Special angle relationships arise from geometric configurations. Complementary angles sum to 90 degrees. Supplementary angles sum to 180 degrees (forming a linear pair when adjacent). Vertical angles are formed by two intersecting lines and are always congruent. These relationships allow us to determine unknown angle measures and form the basis for reasoning about parallel lines and polygons.
Start with visual identification of each type. Set up and solve algebraic equations: if two angles are supplementary and one is 3x + 10, the other is 180 - (3x + 10). Emphasize the difference between complementary/supplementary (a relationship between measures) and vertical angles (a geometric configuration that guarantees congruence). Prove that vertical angles are congruent using supplementary angle reasoning.
You already know how to classify individual angles — acute, right, obtuse, straight — and how to write and solve equations with variables on both sides. Angle pairs combine both skills: geometry tells you the *relationship* between two angle measures, and algebra lets you find the actual measures.
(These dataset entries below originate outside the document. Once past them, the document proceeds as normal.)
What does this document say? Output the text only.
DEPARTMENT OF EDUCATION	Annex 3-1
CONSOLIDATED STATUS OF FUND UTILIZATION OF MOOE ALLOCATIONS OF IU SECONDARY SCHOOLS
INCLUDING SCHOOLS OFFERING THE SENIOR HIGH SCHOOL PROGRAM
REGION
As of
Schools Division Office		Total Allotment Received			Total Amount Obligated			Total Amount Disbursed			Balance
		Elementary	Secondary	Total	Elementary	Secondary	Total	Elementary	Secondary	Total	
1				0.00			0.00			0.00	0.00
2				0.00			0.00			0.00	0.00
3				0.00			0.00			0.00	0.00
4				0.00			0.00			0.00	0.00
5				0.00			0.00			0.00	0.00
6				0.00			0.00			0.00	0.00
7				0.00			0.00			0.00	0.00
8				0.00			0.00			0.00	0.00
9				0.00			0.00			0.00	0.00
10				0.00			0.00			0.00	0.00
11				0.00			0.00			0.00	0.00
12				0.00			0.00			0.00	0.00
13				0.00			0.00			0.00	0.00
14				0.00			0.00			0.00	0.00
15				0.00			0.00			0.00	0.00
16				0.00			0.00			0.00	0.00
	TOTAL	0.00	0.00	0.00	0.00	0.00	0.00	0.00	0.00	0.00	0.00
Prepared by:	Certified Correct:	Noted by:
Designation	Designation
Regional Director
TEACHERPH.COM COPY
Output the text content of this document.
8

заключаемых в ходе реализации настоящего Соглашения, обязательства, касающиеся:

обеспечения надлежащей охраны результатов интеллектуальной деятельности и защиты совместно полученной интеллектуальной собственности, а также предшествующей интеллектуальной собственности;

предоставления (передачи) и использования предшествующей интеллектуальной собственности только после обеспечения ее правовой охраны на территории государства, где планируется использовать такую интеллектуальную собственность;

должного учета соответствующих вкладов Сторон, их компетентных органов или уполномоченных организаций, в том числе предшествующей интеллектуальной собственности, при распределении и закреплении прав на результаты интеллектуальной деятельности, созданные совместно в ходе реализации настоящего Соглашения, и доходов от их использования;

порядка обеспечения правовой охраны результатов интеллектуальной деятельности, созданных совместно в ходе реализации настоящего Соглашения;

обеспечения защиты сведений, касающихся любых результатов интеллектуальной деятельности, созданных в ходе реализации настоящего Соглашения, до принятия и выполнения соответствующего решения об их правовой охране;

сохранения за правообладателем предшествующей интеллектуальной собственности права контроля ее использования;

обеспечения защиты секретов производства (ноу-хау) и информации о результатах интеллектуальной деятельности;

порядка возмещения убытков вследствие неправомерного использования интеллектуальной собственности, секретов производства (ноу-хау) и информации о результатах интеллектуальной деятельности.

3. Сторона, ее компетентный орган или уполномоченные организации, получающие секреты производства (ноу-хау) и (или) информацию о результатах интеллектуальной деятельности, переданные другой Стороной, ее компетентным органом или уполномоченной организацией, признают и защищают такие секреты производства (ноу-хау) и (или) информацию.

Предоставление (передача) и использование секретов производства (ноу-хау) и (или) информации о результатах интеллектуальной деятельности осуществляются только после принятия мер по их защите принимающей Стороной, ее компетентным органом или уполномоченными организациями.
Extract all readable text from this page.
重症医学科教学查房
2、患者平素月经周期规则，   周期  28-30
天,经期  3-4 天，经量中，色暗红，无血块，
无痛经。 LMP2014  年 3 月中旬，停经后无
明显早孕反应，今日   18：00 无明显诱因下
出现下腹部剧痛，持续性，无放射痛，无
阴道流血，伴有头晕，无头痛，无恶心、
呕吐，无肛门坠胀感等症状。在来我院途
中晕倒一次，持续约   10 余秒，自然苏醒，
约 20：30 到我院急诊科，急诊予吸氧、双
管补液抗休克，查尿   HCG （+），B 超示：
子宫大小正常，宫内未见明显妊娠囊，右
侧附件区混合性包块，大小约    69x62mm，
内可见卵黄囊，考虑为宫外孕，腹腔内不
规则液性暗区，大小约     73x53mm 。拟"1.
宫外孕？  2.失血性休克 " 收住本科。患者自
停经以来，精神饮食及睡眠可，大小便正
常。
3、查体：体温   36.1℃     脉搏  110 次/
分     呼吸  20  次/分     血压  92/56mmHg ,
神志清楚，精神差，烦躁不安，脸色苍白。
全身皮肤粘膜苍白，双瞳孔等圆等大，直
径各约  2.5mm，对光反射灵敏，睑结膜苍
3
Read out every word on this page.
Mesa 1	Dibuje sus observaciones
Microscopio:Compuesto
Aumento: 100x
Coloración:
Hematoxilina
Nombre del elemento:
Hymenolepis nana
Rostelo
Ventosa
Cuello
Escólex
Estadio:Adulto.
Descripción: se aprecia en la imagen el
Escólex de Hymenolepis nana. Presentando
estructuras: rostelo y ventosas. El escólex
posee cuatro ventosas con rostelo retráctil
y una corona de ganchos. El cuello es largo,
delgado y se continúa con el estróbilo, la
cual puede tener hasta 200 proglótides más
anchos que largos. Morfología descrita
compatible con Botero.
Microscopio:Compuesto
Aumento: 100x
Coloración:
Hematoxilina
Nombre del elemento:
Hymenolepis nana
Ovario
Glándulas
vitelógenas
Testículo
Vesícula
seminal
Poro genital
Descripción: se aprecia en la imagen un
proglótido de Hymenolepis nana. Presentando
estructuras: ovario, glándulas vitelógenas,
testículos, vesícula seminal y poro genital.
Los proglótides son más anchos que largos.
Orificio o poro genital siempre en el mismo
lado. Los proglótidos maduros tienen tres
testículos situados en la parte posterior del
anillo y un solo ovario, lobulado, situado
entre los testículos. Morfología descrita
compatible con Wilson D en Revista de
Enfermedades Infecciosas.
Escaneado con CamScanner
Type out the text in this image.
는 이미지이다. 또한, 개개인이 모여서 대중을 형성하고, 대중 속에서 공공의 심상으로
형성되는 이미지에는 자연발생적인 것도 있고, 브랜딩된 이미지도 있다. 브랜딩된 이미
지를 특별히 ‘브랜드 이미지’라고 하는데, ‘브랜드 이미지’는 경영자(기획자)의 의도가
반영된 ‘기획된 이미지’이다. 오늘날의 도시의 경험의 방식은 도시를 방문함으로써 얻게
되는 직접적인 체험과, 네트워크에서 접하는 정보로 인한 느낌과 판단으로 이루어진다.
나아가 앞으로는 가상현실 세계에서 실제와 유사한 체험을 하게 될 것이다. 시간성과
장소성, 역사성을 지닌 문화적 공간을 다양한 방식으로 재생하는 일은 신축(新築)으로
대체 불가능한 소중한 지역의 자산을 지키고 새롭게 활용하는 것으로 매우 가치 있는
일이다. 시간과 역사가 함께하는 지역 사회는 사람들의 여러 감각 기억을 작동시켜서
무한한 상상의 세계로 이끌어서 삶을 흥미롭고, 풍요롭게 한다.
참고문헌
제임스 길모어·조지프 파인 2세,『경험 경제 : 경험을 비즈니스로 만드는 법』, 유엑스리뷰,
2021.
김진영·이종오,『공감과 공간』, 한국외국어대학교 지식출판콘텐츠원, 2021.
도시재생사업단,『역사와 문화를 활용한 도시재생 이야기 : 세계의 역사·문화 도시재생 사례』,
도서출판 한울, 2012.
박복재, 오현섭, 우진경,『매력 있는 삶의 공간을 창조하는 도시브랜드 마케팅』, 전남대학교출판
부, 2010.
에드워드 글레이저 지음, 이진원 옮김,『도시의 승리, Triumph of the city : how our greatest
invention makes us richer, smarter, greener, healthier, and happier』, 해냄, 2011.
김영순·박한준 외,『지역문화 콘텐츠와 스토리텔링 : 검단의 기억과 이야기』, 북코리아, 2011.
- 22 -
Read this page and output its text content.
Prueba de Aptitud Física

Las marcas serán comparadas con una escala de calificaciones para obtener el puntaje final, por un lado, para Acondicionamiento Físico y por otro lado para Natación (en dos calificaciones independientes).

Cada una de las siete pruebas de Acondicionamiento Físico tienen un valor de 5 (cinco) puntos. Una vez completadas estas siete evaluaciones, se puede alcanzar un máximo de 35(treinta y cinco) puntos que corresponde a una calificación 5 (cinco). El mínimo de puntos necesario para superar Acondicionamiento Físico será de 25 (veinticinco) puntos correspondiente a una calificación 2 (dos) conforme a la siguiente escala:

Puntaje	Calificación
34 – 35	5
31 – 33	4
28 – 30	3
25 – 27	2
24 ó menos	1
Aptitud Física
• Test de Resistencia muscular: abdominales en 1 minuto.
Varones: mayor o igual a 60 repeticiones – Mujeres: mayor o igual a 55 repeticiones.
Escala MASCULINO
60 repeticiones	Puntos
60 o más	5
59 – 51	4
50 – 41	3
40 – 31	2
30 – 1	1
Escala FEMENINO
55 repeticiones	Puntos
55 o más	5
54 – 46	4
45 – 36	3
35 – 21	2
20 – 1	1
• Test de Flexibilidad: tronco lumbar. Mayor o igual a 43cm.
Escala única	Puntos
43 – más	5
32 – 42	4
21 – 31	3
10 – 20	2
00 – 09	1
Complementary angles sum to 90°. You can think of them as two angles that together "complete" a right angle — the root is the same Latin word as in "complete." Supplementary angles sum to 180°, forming a straight line when placed adjacent to each other. A linear pair is the most common way supplementary angles appear: when two lines intersect or a ray stands on a line, the two adjacent angles formed are supplementary because together they make a straight angle (180°). The relationship here is a *constraint on their sum*, not their individual values. So if one angle in a supplementary pair is (3x + 10)°, the other must be (180 − (3x + 10))° = (170 − 3x)°.
Vertical angles are a different kind of relationship — they arise from a geometric configuration rather than a sum constraint. When two lines cross, they create four angles. The two pairs of angles that are directly opposite each other (across the vertex) are vertical angles, and they are always congruent (equal in measure). You can prove this using supplementary reasoning: both angles in a vertical pair are each supplementary to the same adjacent angle, so they must equal each other. This is your first example of a geometric proof by logical chaining, a pattern that recurs constantly in geometry.
The algebra you practiced with equations on both sides pays off here directly. A typical problem might say: "Two vertical angles measure (5x − 20)° and (3x + 40)°." Because vertical angles are equal, you set them equal: 5x − 20 = 3x + 40, solve to get x = 30, and substitute back to find both angles measure 130°. You can check: 130° + 50° = 180° with its supplement, confirming the configuration. This template — identify the geometric relationship, write an equation, solve — is the core pattern for parallel lines, triangles, and polygon angle sums ahead.